Tuesday, September 22, 2015

Melancholy revisted....

Today was Tuesday.  My day was to consist of taking Gary to his day care, going to a breakfast meeting with my team and then to a normal day of meetings.  Right before I walked to the garage, I picked up the new cd delivered yesterday and popped it in my car recorder to add to my collection.  John Denver Live.....wow, I'm not sure if it was a blessing or a mistake.

As John's smooth voice accompanied Gary and I down the hill from our house and through Anaheim, Gary sang along to "Rocky Mountain High", "Country Roads" and "Poems, Prayers and Promises".  He never saw the tears running down my face, but just kept singing.  I was experiencing total melancholy.  I knew it and tried to connect with the true emotion coursing through my veins.  I identified it as grief for having lost the man I married, grief for my former life as a College President for Heald, and shock of a new job, team and home. Some of the music I so relate to growing up in the 70s and 80s at the foot of the Blue Ridge Mountains in Virginia.  There is always solace in the valley where I was raised.  I was homesick for Virginia, for Sacramento, for Panama and for what "used to be".

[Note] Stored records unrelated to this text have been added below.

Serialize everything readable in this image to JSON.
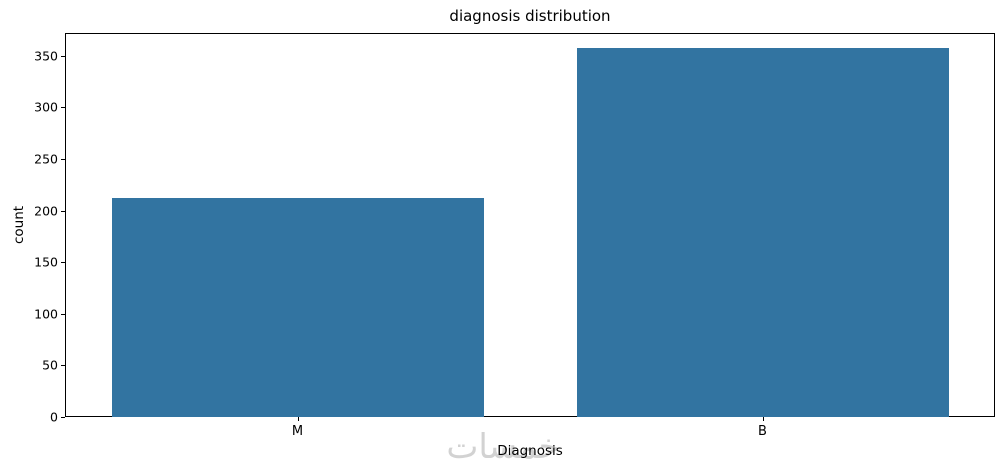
{
  "chart_data": {
    "type": "bar",
    "title": "diagnosis distribution",
    "xlabel": "Diagnosis",
    "ylabel": "count",
    "categories": [
      "M",
      "B"
    ],
    "values": [
      212,
      357
    ],
    "yticks": [
      0,
      50,
      100,
      150,
      200,
      250,
      300,
      350
    ],
    "ylim": [
      0,
      372
    ],
    "bar_color": "#3274a1",
    "grid": false,
    "legend": "none",
    "bar_relative_width": 0.8
  },
  "watermark": {
    "text": "خمسات",
    "color": "#d2d2d2"
  }
}
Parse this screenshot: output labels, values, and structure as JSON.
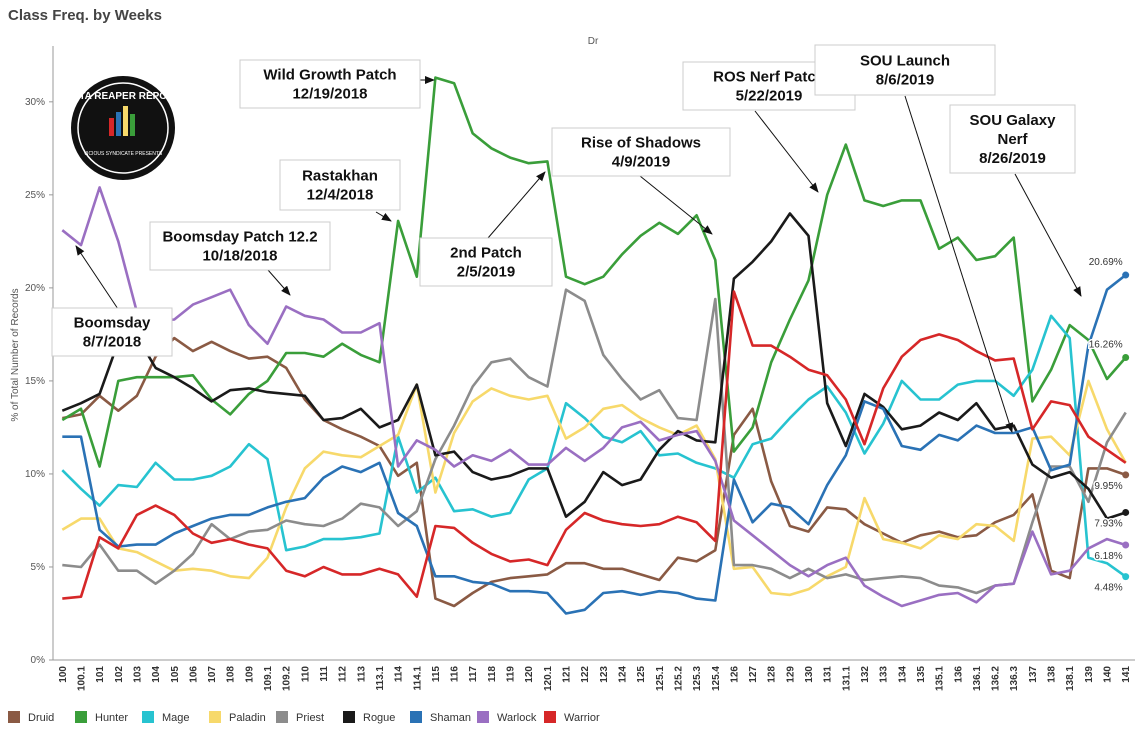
{
  "chart_data": {
    "type": "line",
    "title": "Class Freq. by Weeks",
    "column_header": "Dr",
    "y_label": "% of Total Number of Records",
    "logo_text": "DATA REAPER REPORT",
    "logo_subtext": "VICIOUS SYNDICATE PRESENTS",
    "grid": false,
    "legend": "bottom",
    "categories": [
      "100",
      "100.1",
      "101",
      "102",
      "103",
      "104",
      "105",
      "106",
      "107",
      "108",
      "109",
      "109.1",
      "109.2",
      "110",
      "111",
      "112",
      "113",
      "113.1",
      "114",
      "114.1",
      "115",
      "116",
      "117",
      "118",
      "119",
      "120",
      "120.1",
      "121",
      "122",
      "123",
      "124",
      "125",
      "125.1",
      "125.2",
      "125.3",
      "125.4",
      "126",
      "127",
      "128",
      "129",
      "130",
      "131",
      "131.1",
      "132",
      "133",
      "134",
      "135",
      "135.1",
      "136",
      "136.1",
      "136.2",
      "136.3",
      "137",
      "138",
      "138.1",
      "139",
      "140",
      "141"
    ],
    "ylim": [
      0,
      33
    ],
    "yticks": [
      {
        "value": 0,
        "label": "0%"
      },
      {
        "value": 5,
        "label": "5%"
      },
      {
        "value": 10,
        "label": "10%"
      },
      {
        "value": 15,
        "label": "15%"
      },
      {
        "value": 20,
        "label": "20%"
      },
      {
        "value": 25,
        "label": "25%"
      },
      {
        "value": 30,
        "label": "30%"
      }
    ],
    "annotations": [
      {
        "lines": [
          "Wild Growth Patch",
          "12/19/2018"
        ]
      },
      {
        "lines": [
          "Boomsday Patch 12.2",
          "10/18/2018"
        ]
      },
      {
        "lines": [
          "Rastakhan",
          "12/4/2018"
        ]
      },
      {
        "lines": [
          "Boomsday",
          "8/7/2018"
        ]
      },
      {
        "lines": [
          "2nd Patch",
          "2/5/2019"
        ]
      },
      {
        "lines": [
          "Rise of Shadows",
          "4/9/2019"
        ]
      },
      {
        "lines": [
          "ROS Nerf Patch",
          "5/22/2019"
        ]
      },
      {
        "lines": [
          "SOU Launch",
          "8/6/2019"
        ]
      },
      {
        "lines": [
          "SOU Galaxy",
          "Nerf",
          "8/26/2019"
        ]
      }
    ],
    "series": [
      {
        "name": "Druid",
        "color": "#8a5a44",
        "values": [
          13.0,
          13.2,
          14.2,
          13.4,
          14.2,
          16.3,
          17.3,
          16.6,
          17.1,
          16.6,
          16.2,
          16.3,
          15.7,
          14.0,
          12.9,
          12.4,
          12.0,
          11.5,
          9.9,
          10.6,
          3.3,
          2.9,
          3.6,
          4.2,
          4.4,
          4.5,
          4.6,
          5.2,
          5.2,
          4.9,
          4.9,
          4.6,
          4.3,
          5.5,
          5.3,
          5.9,
          12.1,
          13.5,
          9.6,
          7.2,
          6.9,
          8.2,
          8.1,
          7.3,
          6.8,
          6.3,
          6.7,
          6.9,
          6.6,
          6.7,
          7.4,
          7.8,
          8.9,
          4.8,
          4.4,
          10.3,
          10.3,
          9.95
        ],
        "value_labels": [
          null,
          null,
          null,
          null,
          null,
          null,
          null,
          null,
          null,
          null,
          null,
          null,
          null,
          null,
          null,
          null,
          null,
          null,
          null,
          null,
          null,
          null,
          null,
          null,
          null,
          null,
          null,
          null,
          null,
          null,
          null,
          null,
          null,
          null,
          null,
          null,
          null,
          null,
          null,
          null,
          null,
          null,
          null,
          null,
          null,
          null,
          null,
          null,
          null,
          null,
          null,
          null,
          null,
          null,
          null,
          null,
          null,
          "9.95%"
        ]
      },
      {
        "name": "Hunter",
        "color": "#3a9e3a",
        "values": [
          12.9,
          13.5,
          10.4,
          15.0,
          15.2,
          15.2,
          15.2,
          15.3,
          14.0,
          13.2,
          14.3,
          15.0,
          16.5,
          16.5,
          16.3,
          17.0,
          16.4,
          16.0,
          23.6,
          20.6,
          31.3,
          31.0,
          28.3,
          27.5,
          27.0,
          26.7,
          26.8,
          20.6,
          20.2,
          20.6,
          21.8,
          22.8,
          23.5,
          22.9,
          23.9,
          21.5,
          11.2,
          12.5,
          16.0,
          18.3,
          20.4,
          25.0,
          27.7,
          24.7,
          24.4,
          24.7,
          24.7,
          22.1,
          22.7,
          21.5,
          21.7,
          22.7,
          13.9,
          15.6,
          18.0,
          17.2,
          15.1,
          16.26
        ],
        "value_labels": [
          null,
          null,
          null,
          null,
          null,
          null,
          null,
          null,
          null,
          null,
          null,
          null,
          null,
          null,
          null,
          null,
          null,
          null,
          null,
          null,
          null,
          null,
          null,
          null,
          null,
          null,
          null,
          null,
          null,
          null,
          null,
          null,
          null,
          null,
          null,
          null,
          null,
          null,
          null,
          null,
          null,
          null,
          null,
          null,
          null,
          null,
          null,
          null,
          null,
          null,
          null,
          null,
          null,
          null,
          null,
          null,
          null,
          "16.26%"
        ]
      },
      {
        "name": "Mage",
        "color": "#27c3d0",
        "values": [
          10.2,
          9.2,
          8.3,
          9.4,
          9.3,
          10.6,
          9.7,
          9.7,
          9.9,
          10.4,
          11.6,
          10.8,
          5.9,
          6.1,
          6.5,
          6.5,
          6.6,
          6.8,
          12.0,
          9.0,
          9.8,
          8.0,
          8.1,
          7.7,
          7.9,
          9.7,
          10.3,
          13.8,
          13.0,
          12.0,
          11.7,
          12.3,
          11.0,
          11.1,
          10.6,
          10.3,
          9.8,
          11.6,
          11.9,
          13.0,
          14.0,
          14.7,
          13.3,
          11.1,
          12.7,
          15.0,
          14.0,
          14.0,
          14.8,
          15.0,
          15.0,
          14.2,
          15.6,
          18.5,
          17.3,
          5.5,
          5.2,
          4.48
        ],
        "value_labels": [
          null,
          null,
          null,
          null,
          null,
          null,
          null,
          null,
          null,
          null,
          null,
          null,
          null,
          null,
          null,
          null,
          null,
          null,
          null,
          null,
          null,
          null,
          null,
          null,
          null,
          null,
          null,
          null,
          null,
          null,
          null,
          null,
          null,
          null,
          null,
          null,
          null,
          null,
          null,
          null,
          null,
          null,
          null,
          null,
          null,
          null,
          null,
          null,
          null,
          null,
          null,
          null,
          null,
          null,
          null,
          null,
          null,
          "4.48%"
        ]
      },
      {
        "name": "Paladin",
        "color": "#f7d96b",
        "values": [
          7.0,
          7.6,
          7.6,
          6.0,
          5.8,
          5.3,
          4.8,
          4.9,
          4.8,
          4.5,
          4.4,
          5.5,
          8.2,
          10.3,
          11.2,
          11.0,
          10.9,
          11.5,
          12.1,
          14.8,
          9.0,
          12.2,
          13.9,
          14.6,
          14.2,
          14.0,
          14.2,
          11.9,
          12.5,
          13.5,
          13.7,
          13.0,
          12.5,
          12.1,
          12.6,
          10.8,
          4.9,
          5.0,
          3.6,
          3.5,
          3.8,
          4.5,
          5.0,
          8.7,
          6.5,
          6.3,
          6.0,
          6.7,
          6.5,
          7.3,
          7.2,
          6.4,
          11.9,
          12.0,
          11.0,
          15.0,
          12.4,
          10.6
        ]
      },
      {
        "name": "Priest",
        "color": "#8c8c8c",
        "values": [
          5.1,
          5.0,
          6.2,
          4.8,
          4.8,
          4.1,
          4.8,
          5.7,
          7.3,
          6.5,
          6.9,
          7.0,
          7.5,
          7.3,
          7.2,
          7.6,
          8.4,
          8.2,
          7.2,
          8.0,
          10.8,
          12.6,
          14.7,
          16.0,
          16.2,
          15.2,
          14.7,
          19.9,
          19.3,
          16.4,
          15.1,
          14.0,
          14.5,
          13.0,
          12.9,
          19.4,
          5.1,
          5.1,
          4.9,
          4.4,
          4.9,
          4.4,
          4.6,
          4.3,
          4.4,
          4.5,
          4.4,
          4.0,
          3.9,
          3.6,
          4.0,
          4.1,
          7.4,
          10.4,
          10.4,
          8.5,
          11.7,
          13.3
        ]
      },
      {
        "name": "Rogue",
        "color": "#1a1a1a",
        "values": [
          13.4,
          13.8,
          14.3,
          17.1,
          17.4,
          15.7,
          15.2,
          14.6,
          13.9,
          14.5,
          14.6,
          14.4,
          14.3,
          14.2,
          12.9,
          13.0,
          13.5,
          12.5,
          12.9,
          14.8,
          11.0,
          11.2,
          10.1,
          9.7,
          9.9,
          10.3,
          10.3,
          7.7,
          8.5,
          10.1,
          9.4,
          9.7,
          11.3,
          12.3,
          11.8,
          11.7,
          20.5,
          21.4,
          22.5,
          24.0,
          22.8,
          13.8,
          11.5,
          14.3,
          13.6,
          12.4,
          12.6,
          13.3,
          12.9,
          13.8,
          12.4,
          12.6,
          10.5,
          9.8,
          10.1,
          9.2,
          7.6,
          7.93
        ],
        "value_labels": [
          null,
          null,
          null,
          null,
          null,
          null,
          null,
          null,
          null,
          null,
          null,
          null,
          null,
          null,
          null,
          null,
          null,
          null,
          null,
          null,
          null,
          null,
          null,
          null,
          null,
          null,
          null,
          null,
          null,
          null,
          null,
          null,
          null,
          null,
          null,
          null,
          null,
          null,
          null,
          null,
          null,
          null,
          null,
          null,
          null,
          null,
          null,
          null,
          null,
          null,
          null,
          null,
          null,
          null,
          null,
          null,
          null,
          "7.93%"
        ]
      },
      {
        "name": "Shaman",
        "color": "#2a72b5",
        "values": [
          12.0,
          12.0,
          7.0,
          6.1,
          6.2,
          6.2,
          6.8,
          7.2,
          7.6,
          7.8,
          7.8,
          8.2,
          8.5,
          8.7,
          9.8,
          10.4,
          10.1,
          10.6,
          7.9,
          7.2,
          4.5,
          4.5,
          4.2,
          4.1,
          3.7,
          3.7,
          3.6,
          2.5,
          2.7,
          3.6,
          3.7,
          3.5,
          3.7,
          3.6,
          3.3,
          3.2,
          9.7,
          7.4,
          8.4,
          8.2,
          7.3,
          9.4,
          11.0,
          13.9,
          13.5,
          11.5,
          11.3,
          12.1,
          11.8,
          12.6,
          12.2,
          12.2,
          12.5,
          10.2,
          10.5,
          16.9,
          19.9,
          20.69
        ],
        "value_labels": [
          null,
          null,
          null,
          null,
          null,
          null,
          null,
          null,
          null,
          null,
          null,
          null,
          null,
          null,
          null,
          null,
          null,
          null,
          null,
          null,
          null,
          null,
          null,
          null,
          null,
          null,
          null,
          null,
          null,
          null,
          null,
          null,
          null,
          null,
          null,
          null,
          null,
          null,
          null,
          null,
          null,
          null,
          null,
          null,
          null,
          null,
          null,
          null,
          null,
          null,
          null,
          null,
          null,
          null,
          null,
          null,
          null,
          "20.69%"
        ]
      },
      {
        "name": "Warlock",
        "color": "#9a6fc2",
        "values": [
          23.1,
          22.3,
          25.4,
          22.5,
          18.7,
          18.2,
          18.3,
          19.1,
          19.5,
          19.9,
          18.0,
          17.0,
          19.0,
          18.5,
          18.3,
          17.6,
          17.6,
          18.1,
          10.4,
          11.8,
          11.3,
          10.4,
          11.0,
          10.7,
          11.3,
          10.5,
          10.5,
          11.4,
          10.7,
          11.4,
          12.5,
          12.8,
          11.8,
          12.1,
          12.3,
          10.7,
          7.5,
          6.7,
          5.9,
          5.1,
          4.5,
          5.1,
          5.5,
          4.0,
          3.4,
          2.9,
          3.2,
          3.5,
          3.6,
          3.1,
          4.0,
          4.1,
          6.9,
          4.6,
          4.8,
          6.0,
          6.5,
          6.18
        ],
        "value_labels": [
          null,
          null,
          null,
          null,
          null,
          null,
          null,
          null,
          null,
          null,
          null,
          null,
          null,
          null,
          null,
          null,
          null,
          null,
          null,
          null,
          null,
          null,
          null,
          null,
          null,
          null,
          null,
          null,
          null,
          null,
          null,
          null,
          null,
          null,
          null,
          null,
          null,
          null,
          null,
          null,
          null,
          null,
          null,
          null,
          null,
          null,
          null,
          null,
          null,
          null,
          null,
          null,
          null,
          null,
          null,
          null,
          null,
          "6.18%"
        ]
      },
      {
        "name": "Warrior",
        "color": "#d62728",
        "values": [
          3.3,
          3.4,
          6.6,
          6.0,
          7.8,
          8.3,
          7.8,
          6.8,
          6.3,
          6.5,
          6.2,
          6.0,
          4.8,
          4.5,
          5.0,
          4.6,
          4.6,
          4.9,
          4.6,
          3.4,
          7.2,
          7.1,
          6.3,
          5.7,
          5.3,
          5.4,
          5.1,
          7.0,
          7.9,
          7.5,
          7.3,
          7.2,
          7.3,
          7.7,
          7.4,
          6.4,
          19.8,
          16.9,
          16.9,
          16.3,
          15.6,
          15.3,
          14.0,
          11.6,
          14.6,
          16.3,
          17.2,
          17.5,
          17.2,
          16.6,
          16.1,
          16.2,
          12.4,
          13.9,
          13.7,
          12.0,
          11.3,
          10.6
        ]
      }
    ]
  }
}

I don't think my melancholy and grief have any correlation to my new life.  I am blessed to have one of the best Executive Director positions on the West Coast.  I have great new team and live in a wonderful place with loving family.  The two situations are just very different and both very real.

Dementia has changed my life.  Politics have changed the professional side of my life.  There is a reason for it all.  I know God has a plan.

As my day unfolded very differently than originally planned, I was shaken from my melancholy by a wonderful opportunity to join an executive meeting with the owner of our company and some other upper level, high thinking executives.  I had to be "on" and I've learned enough over the years to compartmentalize those emotions and perform.

During the meeting and later in the day, I was missing being able to pick up the phone and share my day with Gary.  He just can't understand an in-depth conversation anymore, much less empathize with any complex situation.  I miss him so much.  He is my partner.  Or he was.....the man that is here is very sweet and I am blessed that he is happy.  High maintenance, but happy. 

Melancholy is real but I refuse to let it interfere with my performance.